Sales forecasting is a highly practical application of time series prediction. It is used to help enterprises identify and utilize information to reduce costs and maximize profits. For example, in numerous manufacturing enterprises, sales forecasting serves as a key indicator for inventory optimization and directly influences the level of cost savings. However, existing research methods mainly focus on detecting sequences and local correlations from multivariate time series (MTS), but seldom consider modeling the distinct information among the time series within MTS. The prediction accuracy of sales time series is significantly influenced by the dynamic and complex environment, so identifying the distinct signals between different time series within a sales MTS is more important. In order to extract more valuable information from sales series and to enhance the accuracy of sales prediction, we devised a universality–distinction mechanism (UDM) framework that can predict future multi-step sales.

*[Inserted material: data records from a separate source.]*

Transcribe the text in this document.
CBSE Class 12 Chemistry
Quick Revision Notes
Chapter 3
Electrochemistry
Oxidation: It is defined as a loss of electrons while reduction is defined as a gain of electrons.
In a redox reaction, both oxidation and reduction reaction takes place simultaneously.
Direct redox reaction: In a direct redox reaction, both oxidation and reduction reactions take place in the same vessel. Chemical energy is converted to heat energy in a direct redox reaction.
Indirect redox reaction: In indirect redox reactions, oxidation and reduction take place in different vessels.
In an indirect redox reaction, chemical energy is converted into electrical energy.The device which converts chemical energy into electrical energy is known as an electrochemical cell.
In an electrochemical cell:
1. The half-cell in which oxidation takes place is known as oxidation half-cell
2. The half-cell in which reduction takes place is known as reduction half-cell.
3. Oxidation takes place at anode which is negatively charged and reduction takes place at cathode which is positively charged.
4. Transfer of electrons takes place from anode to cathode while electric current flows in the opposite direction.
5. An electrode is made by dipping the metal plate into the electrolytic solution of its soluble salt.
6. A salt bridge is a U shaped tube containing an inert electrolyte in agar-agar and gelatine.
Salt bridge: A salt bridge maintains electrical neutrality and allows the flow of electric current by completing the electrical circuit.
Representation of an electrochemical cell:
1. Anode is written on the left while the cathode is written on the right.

Universality represents the instinctive features of sequences and correlation patterns of sales with similar contexts. Distinction corresponds to the fluctuations in a specific time series due to complex or unobserved influencing factors. In the mechanism, a query-sparsity measurement (QSM)-based attention calculation method is proposed to improve the efficiency of the proposed model in processing large-scale sales MTS. In addition, to improve the specific decision-making scenario of inventory optimization and ensure stable accuracy in multi-step prediction, we use a joint Pin-DTW (Pinball loss and Dynamic Time Warping) loss function. Through experiments on the public Cainiao dataset, and via our cooperation with Galanz, we are able to demonstrate the effectiveness and practical value of the model. Compared with the best baseline, the improvements are 57.27%, 50.68%, and 35.26% on the Galanz dataset and 16.58%, 6.07%, and 5.27% on the Cainiao dataset, in terms of the MAE (Mean Absolute Error), MAPE (Mean Absolute Percentage Error), and RMSE (Root Mean Squared Error).